(A–E) Third instar muscle regions and NMJs at muscles 6 or 7 in preparations labeled with anti-phospho Baz (green) and anti-HRP (blue) in (A, D) wild type, (B) PKM-post, (C) baz/+; Baz-RNAi-post and (E) aPKC-RNAi-post. Arrow in D points to the postsynaptic F-actin rich area outlined by a white line, which is devoid of phospho-Baz.
(F) Quantification of the volume and intensity of phospho-Baz puncta in muscles of wild type, aPKC-RNAi-post, and PKM-post. Data was normalized to wild type values (n represents number of muscles).

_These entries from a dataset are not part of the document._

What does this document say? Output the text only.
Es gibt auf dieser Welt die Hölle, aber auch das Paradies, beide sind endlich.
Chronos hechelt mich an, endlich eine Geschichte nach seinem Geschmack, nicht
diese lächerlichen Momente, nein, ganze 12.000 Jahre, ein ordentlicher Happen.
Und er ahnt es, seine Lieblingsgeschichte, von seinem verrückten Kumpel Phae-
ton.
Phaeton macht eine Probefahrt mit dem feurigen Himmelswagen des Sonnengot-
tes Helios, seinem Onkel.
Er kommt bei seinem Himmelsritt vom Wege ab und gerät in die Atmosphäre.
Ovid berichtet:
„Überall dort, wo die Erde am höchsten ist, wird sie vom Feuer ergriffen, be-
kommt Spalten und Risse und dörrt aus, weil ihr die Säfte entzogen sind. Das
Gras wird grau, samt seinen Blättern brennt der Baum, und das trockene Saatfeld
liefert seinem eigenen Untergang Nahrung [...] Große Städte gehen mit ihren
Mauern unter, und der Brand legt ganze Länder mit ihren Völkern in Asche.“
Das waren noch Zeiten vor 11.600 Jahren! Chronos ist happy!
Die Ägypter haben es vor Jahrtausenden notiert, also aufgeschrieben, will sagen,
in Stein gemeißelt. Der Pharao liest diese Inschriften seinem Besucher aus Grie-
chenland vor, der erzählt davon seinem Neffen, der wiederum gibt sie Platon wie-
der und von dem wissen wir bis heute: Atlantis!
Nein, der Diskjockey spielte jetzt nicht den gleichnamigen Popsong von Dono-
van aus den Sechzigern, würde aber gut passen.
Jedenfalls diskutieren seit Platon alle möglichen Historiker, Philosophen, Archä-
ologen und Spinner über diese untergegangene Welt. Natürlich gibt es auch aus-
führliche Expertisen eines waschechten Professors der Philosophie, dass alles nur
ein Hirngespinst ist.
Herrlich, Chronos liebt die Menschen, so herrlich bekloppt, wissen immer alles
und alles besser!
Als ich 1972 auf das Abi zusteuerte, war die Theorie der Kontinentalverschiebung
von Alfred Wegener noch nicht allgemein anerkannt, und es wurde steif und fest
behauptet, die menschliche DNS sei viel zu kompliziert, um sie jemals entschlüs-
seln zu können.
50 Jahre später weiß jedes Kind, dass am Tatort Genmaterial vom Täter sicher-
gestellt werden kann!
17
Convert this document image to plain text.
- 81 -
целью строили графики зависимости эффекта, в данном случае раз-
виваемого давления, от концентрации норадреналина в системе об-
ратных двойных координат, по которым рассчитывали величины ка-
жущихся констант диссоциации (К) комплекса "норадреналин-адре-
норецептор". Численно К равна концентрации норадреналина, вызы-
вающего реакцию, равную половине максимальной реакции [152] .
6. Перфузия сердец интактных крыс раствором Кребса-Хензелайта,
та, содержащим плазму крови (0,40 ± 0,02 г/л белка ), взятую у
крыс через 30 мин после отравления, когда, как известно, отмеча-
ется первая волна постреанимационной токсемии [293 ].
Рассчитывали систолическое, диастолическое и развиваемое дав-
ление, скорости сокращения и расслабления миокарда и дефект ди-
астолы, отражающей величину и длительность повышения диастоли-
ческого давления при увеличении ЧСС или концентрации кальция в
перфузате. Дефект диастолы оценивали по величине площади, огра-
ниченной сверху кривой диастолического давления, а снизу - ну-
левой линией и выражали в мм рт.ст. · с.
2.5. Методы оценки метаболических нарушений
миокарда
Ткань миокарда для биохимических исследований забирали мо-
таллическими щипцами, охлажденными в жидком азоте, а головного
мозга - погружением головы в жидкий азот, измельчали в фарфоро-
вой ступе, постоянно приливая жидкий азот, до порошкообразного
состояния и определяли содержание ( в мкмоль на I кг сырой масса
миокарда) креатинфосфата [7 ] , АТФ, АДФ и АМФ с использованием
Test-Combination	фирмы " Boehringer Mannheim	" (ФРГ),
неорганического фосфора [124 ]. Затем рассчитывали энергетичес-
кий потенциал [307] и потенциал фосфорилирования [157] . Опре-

(G, I) Confocal image of a muscle region in a preparation (G) sequentially labeled with antibodies to P-Baz (green) and Baz (red) showing that each P-Baz puncta colocalizes to a Baz puncta (arrows), and that only a subset of Baz puncta contains phosphorylated P-Baz (arrowheads point to Baz puncta devoid of P-Baz immunoreactivity), and (I) treated similar to G, but in an experiment were the anti-Baz antibody was omitted to ensure that the first secondary antibody (FITC 2nd) saturated all anti-P-Baz sites, which is observed in I2 by the lack of signal upon incubation with the TxR-2nd antibody.
(H, J) Western blots of S2 cell extracts transfected with the constructs indicated above the blots and probed sequentially with the antibodies indicated at the left, showing (H) the phosphorylation of Baz by PKM and (J) the lambda phosphatase assay. Untrans=untransfected cells.
Calibration bar is 14 μm for A, B, C, E, 5 μm for D, and 2 μm for G.